Trio of wrongfully convicted Kansans seek compensation

Floyd Bledsoe, who spent 16 years in prison for a Jefferson County homicide he didn't commit, urged a Senate committee Wednesday, Feb. 14, 2018, to approve a bill creating a compensation system in Kansas for people wrongfully convicted of crimes. Bledsoe's brother confessed to the crime before committing suicide in 2015. (AP Photo, Topeka Capital-Journal, Thad Allton)
Lamonte McIntyre, convicted of a 1994 double homicide in Kansas City, Kan., was incarcerated for 23 years in Kansas prisons before released in October when the case against him was dismissed. (Thad Allton/Topeka Capital-Journal via AP)

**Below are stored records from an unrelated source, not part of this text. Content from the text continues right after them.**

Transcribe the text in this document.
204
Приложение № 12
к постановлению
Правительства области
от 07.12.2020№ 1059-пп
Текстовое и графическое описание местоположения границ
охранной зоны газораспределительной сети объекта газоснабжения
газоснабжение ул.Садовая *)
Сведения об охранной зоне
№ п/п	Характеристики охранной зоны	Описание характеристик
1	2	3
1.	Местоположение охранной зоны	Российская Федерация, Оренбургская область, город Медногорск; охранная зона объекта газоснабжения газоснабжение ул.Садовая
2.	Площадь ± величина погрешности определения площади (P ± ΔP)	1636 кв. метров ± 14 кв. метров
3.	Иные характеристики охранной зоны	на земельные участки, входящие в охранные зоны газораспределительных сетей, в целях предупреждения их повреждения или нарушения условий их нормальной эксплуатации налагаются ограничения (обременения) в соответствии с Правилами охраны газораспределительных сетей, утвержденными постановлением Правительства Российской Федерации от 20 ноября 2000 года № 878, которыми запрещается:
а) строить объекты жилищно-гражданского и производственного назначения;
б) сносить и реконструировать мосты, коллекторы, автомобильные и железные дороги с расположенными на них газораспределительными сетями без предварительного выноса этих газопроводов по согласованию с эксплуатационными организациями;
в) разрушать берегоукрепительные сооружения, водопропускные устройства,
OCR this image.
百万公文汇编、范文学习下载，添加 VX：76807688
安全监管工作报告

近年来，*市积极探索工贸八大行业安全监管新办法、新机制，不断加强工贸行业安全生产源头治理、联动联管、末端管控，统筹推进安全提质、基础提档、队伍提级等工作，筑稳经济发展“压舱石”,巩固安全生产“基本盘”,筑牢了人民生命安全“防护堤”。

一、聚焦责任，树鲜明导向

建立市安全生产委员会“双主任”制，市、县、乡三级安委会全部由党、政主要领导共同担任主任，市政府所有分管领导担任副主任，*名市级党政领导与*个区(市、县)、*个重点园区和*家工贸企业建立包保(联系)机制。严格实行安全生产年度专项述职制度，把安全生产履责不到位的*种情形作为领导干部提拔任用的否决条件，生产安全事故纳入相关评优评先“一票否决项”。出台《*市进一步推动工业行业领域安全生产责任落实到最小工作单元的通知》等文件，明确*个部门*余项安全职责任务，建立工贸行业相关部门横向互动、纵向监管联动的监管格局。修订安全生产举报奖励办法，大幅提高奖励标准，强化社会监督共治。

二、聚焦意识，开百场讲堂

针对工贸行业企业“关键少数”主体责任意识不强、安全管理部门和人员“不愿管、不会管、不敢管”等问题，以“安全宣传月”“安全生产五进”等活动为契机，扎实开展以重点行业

? Three men who were exonerated after spending a combined 55 years behind bars want the state to create a system for compensating the wrongly convicted.

Floyd Bledsoe, Lamonte McIntyre and Richard Jones pleaded Wednesday with the Senate Judiciary Committee to endorse a bill that would pay exonerees $80,000 for each year of imprisonment minus civil judgments resulting from lawsuits. The Topeka Capital-Journal reports that the bill would require conviction and arrest records related to these cases to be expunged.

Bledsoe was freed in 2015 after spending more than 15 years in prison for a homicide his brother confessed to committing before killing himself. McIntyre served 23 years for a Kansas City, Kansas, double homicide and Jones 17 years for a suburban Kansas City robbery before they were freed last year.